Впрочем, у Ф. Леру свой собственный, интересный подход к источникам. Она полагает, что Цезарь и другие античные авторы ошибались, утверждая, что друиды проповедовали бессмертие души, чтобы вдохнуть в сердца своих соотечественников воинскую доблесть, мужество и бесстрашие. По ее мнению, война была для кельтов вещью слишком обычной, слишком естественной, чтобы друиды беспокоились о выработке аргументов психологического характера. Бессмертие души представляет самодостаточную проблему. Вопрос состоит в том, чтобы решить, во что в действительности верили друиды: в переселение душ (метемпсихоз) или в бессмертие, когда душа после смерти продолжает жить в Другом Мире. Так определяет свою задачу Ф. Леру.

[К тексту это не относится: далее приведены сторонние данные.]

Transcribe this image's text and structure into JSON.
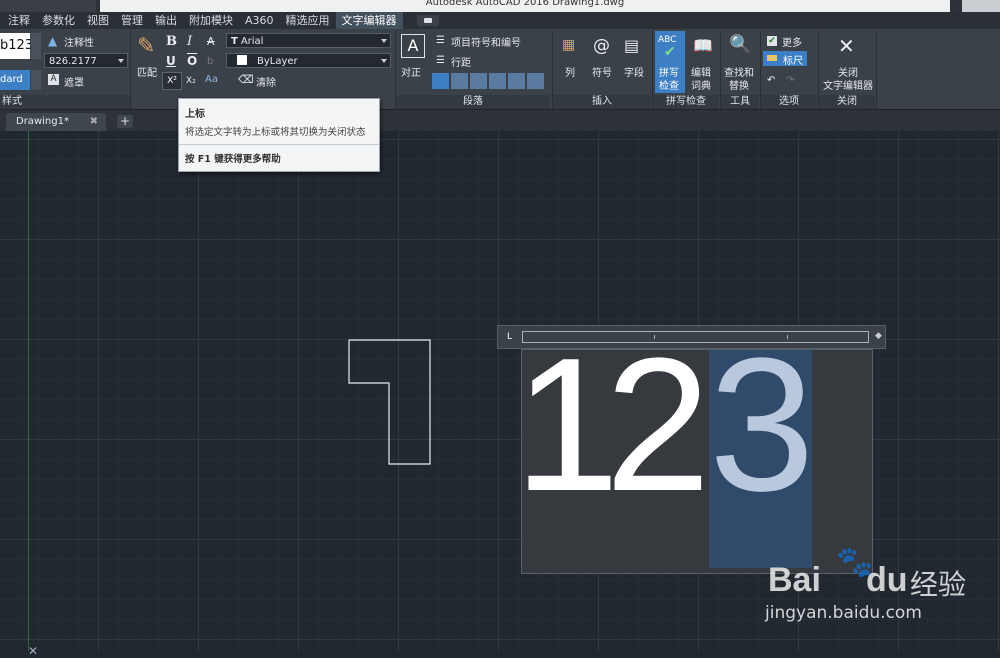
{
  "title_bar": {
    "text": "Autodesk AutoCAD 2016    Drawing1.dwg"
  },
  "menu_tabs": [
    {
      "label": "注释"
    },
    {
      "label": "参数化"
    },
    {
      "label": "视图"
    },
    {
      "label": "管理"
    },
    {
      "label": "输出"
    },
    {
      "label": "附加模块"
    },
    {
      "label": "A360"
    },
    {
      "label": "精选应用"
    },
    {
      "label": "文字编辑器",
      "active": true
    }
  ],
  "style_panel": {
    "style_preview": "b123",
    "style_name": "dard",
    "annotative_label": "注释性",
    "height_value": "826.2177",
    "mask_label": "遮罩",
    "panel_title": "样式"
  },
  "format_panel": {
    "match_label": "匹配",
    "bold": "B",
    "italic": "I",
    "strike": "A",
    "underline": "U",
    "overline": "O",
    "superscript": "X²",
    "subscript": "X₂",
    "case": "Aa",
    "font_value": "Arial",
    "color_value": "ByLayer",
    "clear_label": "清除",
    "panel_title": "格式"
  },
  "paragraph_panel": {
    "justify_label": "对正",
    "bullets_label": "项目符号和编号",
    "line_spacing_label": "行距",
    "panel_title": "段落"
  },
  "insert_panel": {
    "columns_label": "列",
    "symbol_label": "符号",
    "field_label": "字段",
    "panel_title": "插入"
  },
  "spell_panel": {
    "check_label": "拼写\n检查",
    "check_line1": "拼写",
    "check_line2": "检查",
    "dict_line1": "编辑",
    "dict_line2": "词典",
    "abc": "ABC",
    "panel_title": "拼写检查"
  },
  "tools_panel": {
    "find_line1": "查找和",
    "find_line2": "替换",
    "panel_title": "工具"
  },
  "options_panel": {
    "more_label": "更多",
    "ruler_label": "标尺",
    "panel_title": "选项"
  },
  "close_panel": {
    "close_line1": "关闭",
    "close_line2": "文字编辑器",
    "panel_title": "关闭"
  },
  "doc_tab": {
    "label": "Drawing1*"
  },
  "tooltip": {
    "title": "上标",
    "description": "将选定文字转为上标或将其切换为关闭状态",
    "help": "按 F1 键获得更多帮助"
  },
  "editor_text": {
    "normal": "12",
    "d1": "1",
    "d2": "2",
    "selected": "3"
  },
  "watermark": {
    "brand": "Bai",
    "brand2": "du",
    "cn": "经验",
    "url": "jingyan.baidu.com"
  },
  "colors": {
    "canvas": "#212830",
    "ribbon": "#3b4148",
    "active_tab": "#43505e",
    "selection": "#2f4a6b",
    "highlight": "#3c7fc4"
  }
}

На основании рассмотрения ирландских и уэльских источников она делает вывод, что у кельтов бессмертие и метемпсихоз имели две смежные, но отличные друг от друга сферы приложения. В то время как бессмертие было нормальным и всеобщим уделом человеческой души, способностью к реинкарнации и метемпсихозу обладали только исключительные, имевшие особое предназначение личности, мифические персонажи[112].
Ф. Леру приводит два отрывка из ирландского эпоса, в которых речь идет о том, что кельтских воинов хоронили в полном вооружении, с лицом, повернутым в сторону врага, как будто они собирались продолжить сражение в Другом Мире. Нетрудно заметить, что эти тексты черта в черту совпадают с археологическим материалом, происходящим из погребений кельтских воинов латенской эпохи. В данном случае археология могла бы прекрасно дополнить свидетельства литературных источников, придать им оттенок достоверности. Однако автор отказывается привлекать археологические материалы на том основании, что: «Было бы опрометчиво основывать социологическую или религиозную теорию на основе способа захоронения, который практиковали кельты»[113].
Делая попытку реконструировать некоторые черты друидической доктрины, Ф. Леру посвящает особый параграф кельтской концепции тройственного видения мира. Она приводит целый ряд примеров, взятых из ирландских саг, когда боги Туата Де Данная, друиды, мифические обитатели Ирландии сгруппированы по три[114]. Это важное наблюдение, дающее представление об одной из главных особенностей кельтской религиозно-мифологической традиции. В свое время Ж. Вандри заметил, что формула-триада, группирующая три факта или три наставления, является господствующим жанром в гномической литературе Ирландии или Уэльса и тройные персонажи и триады занимают важное место в эпической традиции обоих народов. «Ирландская легенда, — пишет он, — любит изображать того же самого индивида (бога или героя) в трех лицах»[115].
П. Дюваль привел в своей работе целый ряд фигуративных памятников, происходящих из римской Галлии, на которых изображен Трицефал — божество с тремя головами или тремя лицами. Он называет этот прием «повторение интенсивности», в основе которого лежит идея умножения числа. В этой множественности кельты отдавали предпочтение числу «три». «Они имели привычку, — пишет Дюваль, — умножать, преимущественно по три, — всю или часть фигуры божества, чтобы выразить более интенсивно его могущество»[116]. В то же время утроение является знаком не только интенсивности, но и тотальности, содержащей начало, развитие и конец всякой вещи. Наличие тенденции такого рода в доктрине друидов подтверждает их приверженность философии, которую им приписывают классические авторы.
Ф. Леру заканчивает свою книгу пророчеством друидов о конце мира, которое приводит Страбон: «Однажды восторжествуют огонь и вода»[117]. Затем автор ставит проблему в виде краткого вопроса (как это иногда ей свойственно): «Конец мира или конец цикла?»[118]